Cumpre-se com uma só Missa dois preceitos referentes a dois dias distintos e consecutivos?

Este ano teremos 2 solenidades litúrgicas (Natal e Santa Maria) que caem em uma segunda-feira. Precisamos ir à Missa no domingo e na segunda?

Este ano, as solenidades de preceito do Natal do Senhor (25 de dezembro) e Santa Maria Mãe de Deus (1 de janeiro) serão celebradas na segunda-feira. Portanto, poderão ser celebradas nas vésperas dos dias anteriores, que serão domingos… Daí, muitos fieis perguntam: com esta única missa, poder-se-iam cumprir os dois preceitos (o preceito do domingo e o preceito da segunda-feira)?

Antes de responder a pergunta, cabe lembrar que o preceito dominical e festivo é de direito eclesiástico. Em outras palavras, a Igreja, como responsável por determinar os atos de culto necessários para que o fiel cumpra as obrigações decorrentes da virtude da religião, especifica em quais dias é obrigatória a assistência da Santa Missa.

De fato, quando criou a possibilidade do cumprimento do preceito na missa pré-festiva, a Congregação para os ritos estabeleceu que “onde, por concessão da Sé Apostólica, permite-se que na tarde do sábado precedente se possa cumprir o preceito da missa dominical, os pastores instruam os fieis cuidadosamente sobre o significado dessa concessão e procurem que não se perca, por isso, o sentido do domingo” (Congregação para os ritos, Instrução Eucharisticum Mysterium [15.08.1967], n. 28).

Note-se que se trata tão somente de uma concessão dada pela Igreja, com vistas a facilitar o cumprimento do preceito, em que se encarece que os fieis sejam esclarecidos sobre a importância de não se obscurecer o sentido do próprio domingo ou dos dias festivos. Em outras palavras, a concessão é dada em benefício de cada domingo ou dia festivo, e não o contrário.

O Código de Direito Canônico recolhe essa disposição quando afirma que “cumpre o preceito de participar na Missa quem a ela assiste onde quer que se celebre em rito católico, quer no próprio dia festivo quer na tarde do dia antecedente” (c. 1248, § 1).

Em 1974, a Conferência Episcopal dos Estados Unidos apresentou à Congregação para o Clero uma pergunta (dubium) sobre a possibilidade, em caso de dias de preceito confinantes, de a missa pré-festiva do segundo dia de preceito servir para cumprir o preceito do dia anterior simultaneamente. Abaixo, o texto da resposta.

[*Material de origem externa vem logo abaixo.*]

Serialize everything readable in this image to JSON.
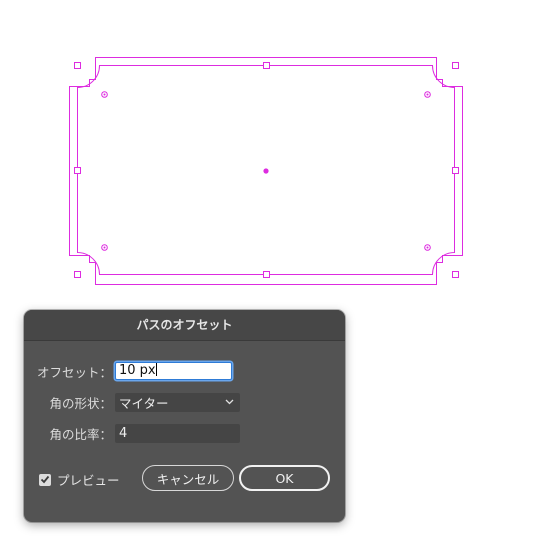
{
  "colors": {
    "selection_magenta": "#dd2ce0",
    "dialog_bg": "#535353",
    "focus_blue": "#2e7bd6"
  },
  "dialog": {
    "title": "パスのオフセット",
    "offset": {
      "label": "オフセット：",
      "value": "10 px"
    },
    "joins": {
      "label": "角の形状：",
      "value": "マイター",
      "icon": "chevron-down-icon"
    },
    "miter_limit": {
      "label": "角の比率：",
      "value": "4"
    },
    "preview": {
      "label": "プレビュー",
      "checked": true
    },
    "cancel_label": "キャンセル",
    "ok_label": "OK"
  }
}
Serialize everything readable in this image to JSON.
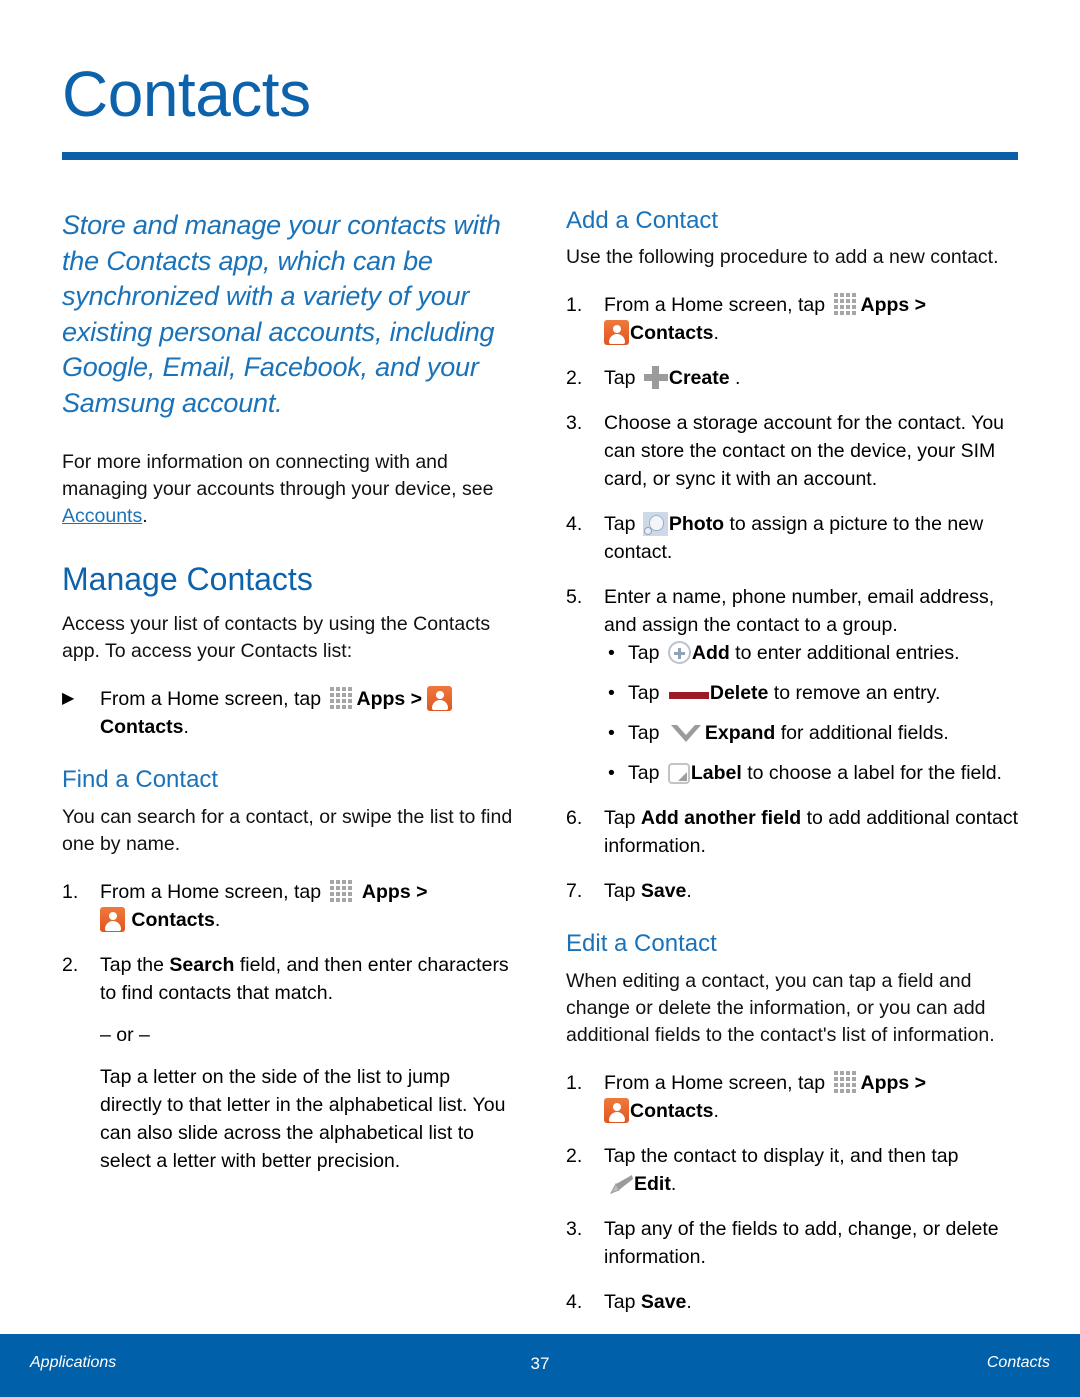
{
  "page": {
    "title": "Contacts",
    "intro": "Store and manage your contacts with the Contacts app, which can be synchronized with a variety of your existing personal accounts, including Google, Email, Facebook, and your Samsung account."
  },
  "left_column": {
    "accounts_paragraph_before": "For more information on connecting with and managing your accounts through your device, see ",
    "accounts_link": "Accounts",
    "accounts_paragraph_after": ".",
    "manage_contacts": {
      "heading": "Manage Contacts",
      "intro": "Access your list of contacts by using the Contacts app. To access your Contacts list:",
      "step_marker": "▶",
      "step_text_before": "From a Home screen, tap ",
      "apps_label": "Apps",
      "apps_separator": " > ",
      "contacts_label": "Contacts",
      "step_text_after": "."
    },
    "find_a_contact": {
      "heading": "Find a Contact",
      "intro": "You can search for a contact, or swipe the list to find one by name.",
      "step1": {
        "marker": "1.",
        "text_before": "From a Home screen, tap ",
        "apps_label": "Apps",
        "separator": " > ",
        "contacts_label": "Contacts",
        "text_after": "."
      },
      "step2": {
        "marker": "2.",
        "text_before": "Tap the ",
        "bold": "Search",
        "text_after": " field, and then enter characters to find contacts that match.",
        "or_divider": "– or –",
        "alt_text": "Tap a letter on the side of the list to jump directly to that letter in the alphabetical list. You can also slide across the alphabetical list to select a letter with better precision."
      }
    }
  },
  "right_column": {
    "add_a_contact": {
      "heading": "Add a Contact",
      "intro": "Use the following procedure to add a new contact.",
      "steps": [
        {
          "marker": "1.",
          "text_before": "From a Home screen, tap ",
          "apps_label": "Apps",
          "separator": " > ",
          "contacts_label": "Contacts",
          "text_after": "."
        },
        {
          "marker": "2.",
          "text_before": "Tap ",
          "icon_label": "Create",
          "text_after": " ."
        },
        {
          "marker": "3.",
          "text": "Choose a storage account for the contact. You can store the contact on the device, your SIM card, or sync it with an account."
        },
        {
          "marker": "4.",
          "text_before": "Tap ",
          "icon_label": "Photo",
          "text_after": "  to assign a picture to the new contact."
        },
        {
          "marker": "5.",
          "text": "Enter a name, phone number, email address, and assign the contact to a group."
        },
        {
          "marker": "6.",
          "text_before": "Tap ",
          "bold": "Add another field",
          "text_after": " to add additional contact information."
        },
        {
          "marker": "7.",
          "text_before": "Tap ",
          "bold": "Save",
          "text_after": "."
        }
      ],
      "bullets": [
        {
          "dot": "•",
          "text_before": "Tap ",
          "icon_label": "Add",
          "text_after": " to enter additional entries."
        },
        {
          "dot": "•",
          "text_before": "Tap ",
          "icon_label": "Delete",
          "text_after": "  to remove an entry."
        },
        {
          "dot": "•",
          "text_before": "Tap ",
          "icon_label": "Expand",
          "text_after": " for additional fields."
        },
        {
          "dot": "•",
          "text_before": "Tap ",
          "icon_label": "Label",
          "text_after": " to choose a label for the field."
        }
      ]
    },
    "edit_a_contact": {
      "heading": "Edit a Contact",
      "intro": "When editing a contact, you can tap a field and change or delete the information, or you can add additional fields to the contact's list of information.",
      "steps": [
        {
          "marker": "1.",
          "text_before": "From a Home screen, tap ",
          "apps_label": "Apps",
          "separator": " > ",
          "contacts_label": "Contacts",
          "text_after": "."
        },
        {
          "marker": "2.",
          "text_before": "Tap the contact to display it, and then tap ",
          "icon_label": "Edit",
          "text_after": "."
        },
        {
          "marker": "3.",
          "text": "Tap any of the fields to add, change, or delete information."
        },
        {
          "marker": "4.",
          "text_before": "Tap ",
          "bold": "Save",
          "text_after": "."
        }
      ]
    }
  },
  "footer": {
    "left": "Applications",
    "center": "37",
    "right": "Contacts"
  },
  "colors": {
    "title_blue": "#0d62ac",
    "rule_blue": "#0a5fa6",
    "heading_blue": "#1a72b8",
    "footer_blue": "#0060a9",
    "contacts_icon_orange": "#e0551f",
    "delete_icon_red": "#9b1c28",
    "icon_gray": "#9b9b9b"
  }
}
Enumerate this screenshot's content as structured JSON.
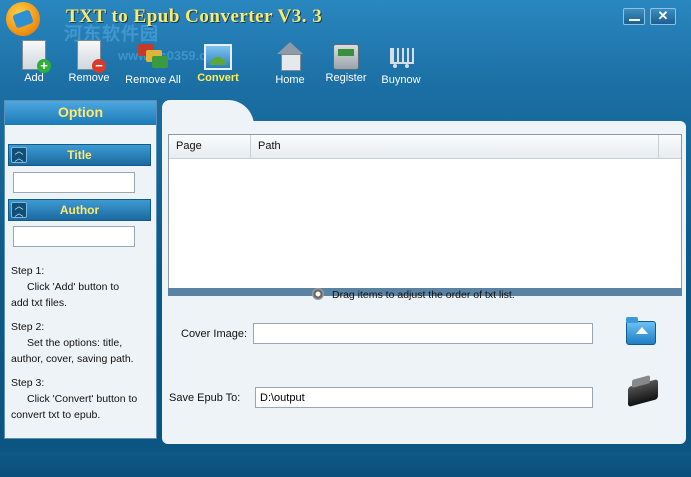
{
  "app": {
    "title": "TXT to Epub Converter V3. 3",
    "watermark": "河东软件园",
    "watermark_url": "www.pc0359.cn"
  },
  "window_controls": {
    "minimize_icon": "minimize-icon",
    "close_icon": "close-icon",
    "close_glyph": "✕"
  },
  "toolbar": {
    "items": [
      {
        "label": "Add",
        "icon": "add-file-icon"
      },
      {
        "label": "Remove",
        "icon": "remove-file-icon"
      },
      {
        "label": "Remove All",
        "icon": "remove-all-icon"
      },
      {
        "label": "Convert",
        "icon": "convert-icon",
        "active": true
      },
      {
        "label": "Home",
        "icon": "home-icon"
      },
      {
        "label": "Register",
        "icon": "register-icon"
      },
      {
        "label": "Buynow",
        "icon": "cart-icon"
      }
    ]
  },
  "option_panel": {
    "header": "Option",
    "title_section": {
      "label": "Title",
      "value": ""
    },
    "author_section": {
      "label": "Author",
      "value": ""
    },
    "steps": [
      {
        "heading": "Step 1:",
        "line1": "Click 'Add' button to",
        "line2": "add txt files."
      },
      {
        "heading": "Step 2:",
        "line1": "Set the options: title,",
        "line2": "author, cover, saving path."
      },
      {
        "heading": "Step 3:",
        "line1": "Click 'Convert' button to",
        "line2": "convert txt to epub."
      }
    ]
  },
  "file_list": {
    "columns": [
      "Page",
      "Path"
    ],
    "rows": []
  },
  "drag_hint": "Drag items to  adjust the order of txt list.",
  "cover_image": {
    "label": "Cover Image:",
    "value": ""
  },
  "save_to": {
    "label": "Save Epub To:",
    "value": "D:\\output"
  },
  "colors": {
    "title_yellow": "#ffe86b",
    "accent_blue": "#1b79b7",
    "panel_bg": "#eef3f7"
  }
}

Cumprimento das festas e do preceito da Missa Dominical Em resposta às perguntas que recebeu, a Congregação para o Clero esclareceu a questão do cumprimento simultâneo das obrigações das festas e do domingo por atendimento à missa da véspera. A título de exemplo, apresentou-se o seguinte dubium: “Se os fiéis que comparecerem à missa no sábado, 15 de agosto, cumprirão o duplo preceito de ouvir a missa no sábado, festa da Assunção, e do domingo, 16 de agosto”? A Congregação respondeu “Negativo” ao caso acima e a todos os casos análogos. O indulto pelo qual a faculdade é dada para cumprir a obrigação de comparecer à missa na noite de um sábado ou de um dia de festa de preceito é geralmente concedido com vistas a tornar mais fácil o cumprimento de tal preceito, sem prejuízo de cumprir cada dia santo do Senhor (Congregação para o Clero, Responso in USCCB, 35 Years of the BCL Newsletter, p. 450).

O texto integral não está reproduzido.